Differences in ecosystem CO2 exchange under different grazing intensities
During the 2020 growing season, we found that NEE, ER, GEP, and SR showed strong seasonal dynamics consistent with the monthly variation in precipitation (Fig. S2). According to the results of repeated measures ANOVA, NEE, ER, GEP, and SR varied significantly between months. NEE and GEP also varied significantly between grazing intensities and the interaction between month and grazing intensity, but ER and SR did not differ significantly between grazing intensities or the interaction between month and grazing intensity (Table 2). During July, NEE was positive indicating release as a carbon source (Fig. 4a); it was negative, indicating a carbon sink for the rest of the growing season. Both NEE (Fig. 4a) and GEP (Fig. 4c) were lowest in August, while ER (Fig. 4b) and SR (Fig. 4d) were highest in August. When we compared grazing treatments, we found that the rates of NEE (Fig. 4a), ER (Fig. 4b), GEP (Fig. 4c) and SR (Fig. 4d) were all significantly lower than the control plots, with the heavy grazing treatment often having lowest (or highest) values.
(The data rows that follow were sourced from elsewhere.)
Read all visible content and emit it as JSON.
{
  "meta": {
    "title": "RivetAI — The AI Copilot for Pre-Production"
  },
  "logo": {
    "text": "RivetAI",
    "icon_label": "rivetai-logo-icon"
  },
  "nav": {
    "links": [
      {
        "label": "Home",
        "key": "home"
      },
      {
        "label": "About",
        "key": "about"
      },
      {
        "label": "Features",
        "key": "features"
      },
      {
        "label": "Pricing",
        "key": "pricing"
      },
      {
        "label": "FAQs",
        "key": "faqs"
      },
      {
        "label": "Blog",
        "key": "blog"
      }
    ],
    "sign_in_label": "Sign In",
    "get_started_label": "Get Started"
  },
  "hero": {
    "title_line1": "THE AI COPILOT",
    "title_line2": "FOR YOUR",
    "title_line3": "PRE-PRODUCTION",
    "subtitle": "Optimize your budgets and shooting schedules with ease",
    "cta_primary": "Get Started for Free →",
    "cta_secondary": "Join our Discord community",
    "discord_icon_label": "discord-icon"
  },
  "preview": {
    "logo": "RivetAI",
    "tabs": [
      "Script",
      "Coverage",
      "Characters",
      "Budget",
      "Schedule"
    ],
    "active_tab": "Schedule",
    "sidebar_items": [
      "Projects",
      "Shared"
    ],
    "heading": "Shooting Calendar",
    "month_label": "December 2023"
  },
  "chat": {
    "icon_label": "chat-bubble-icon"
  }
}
plant factors and soil factors on ecosystem CO2 exchange
We used RDA model to examine the relationship between the explanatory variable (plant and soil factors, blue lines with arrows) and response variable (ecosystem carbon exchange and soil respiration, red lines with arrows) in Fig. 6. We found that plant factors (e.g., above and below ground biomass, plant carbon and nitrogen nutrients) explained 98.10% of the variance of ecosystem CO2 exchange and soil respiration (Axis 1 explained 71.49 % of the total variance while Axis 2 explained 26.61%; Fig. 6a). Soil factors (e.g., Soil nutrient index) explained 98.20 % of the variance of ecosystem CO2exchange and soil respiration (Axis 1 explained 73.50 % of the total variance while Axis 2 explained 24.70 %; Fig. 6b). For plant and soil factors, SS (R2 = 0.36) contributed the highest degree of variance to NEE, and next highest was AGB (R2= 0.21, Fig. 5c); AGB (R2 = 0.28) contributed the highest degree of variance to GEP, and next highest was SS (R2 = 0.22, Fig. 5E); BGB (R2 = 0.25, R2 = 0.23) contributed the highest degree of variance to ER and SR (Fig. 5d, Fig. 5f);
Based on the results of the redundancy and GLM analyses, we developed structural equation models to better explain the driving mechanisms of ecosystem carbon exchange and soil respiration. Our SEM analysis showed that grazing had a direct negative effect on NEE and GEP. Specifically, grazing reduced NEE and GEP by reducing aboveground biomass, especially through the indirect reduction of NEE due to lower shrub and semi-shrub biomass (Fig. 6a and c). However, the lower soil nutrient content in the grazing treatment was not associated with NEE and GEP (Fig. 6e and g). In contrast, grazing and aboveground biomass did not directly affect ER and SR (Fig. 6b and d), but they did directly affect belowground biomass and indirectly reduce belowground biomass by decreasing ammonium N. This came to affect the rate of SR as well (Fig. 7f and h).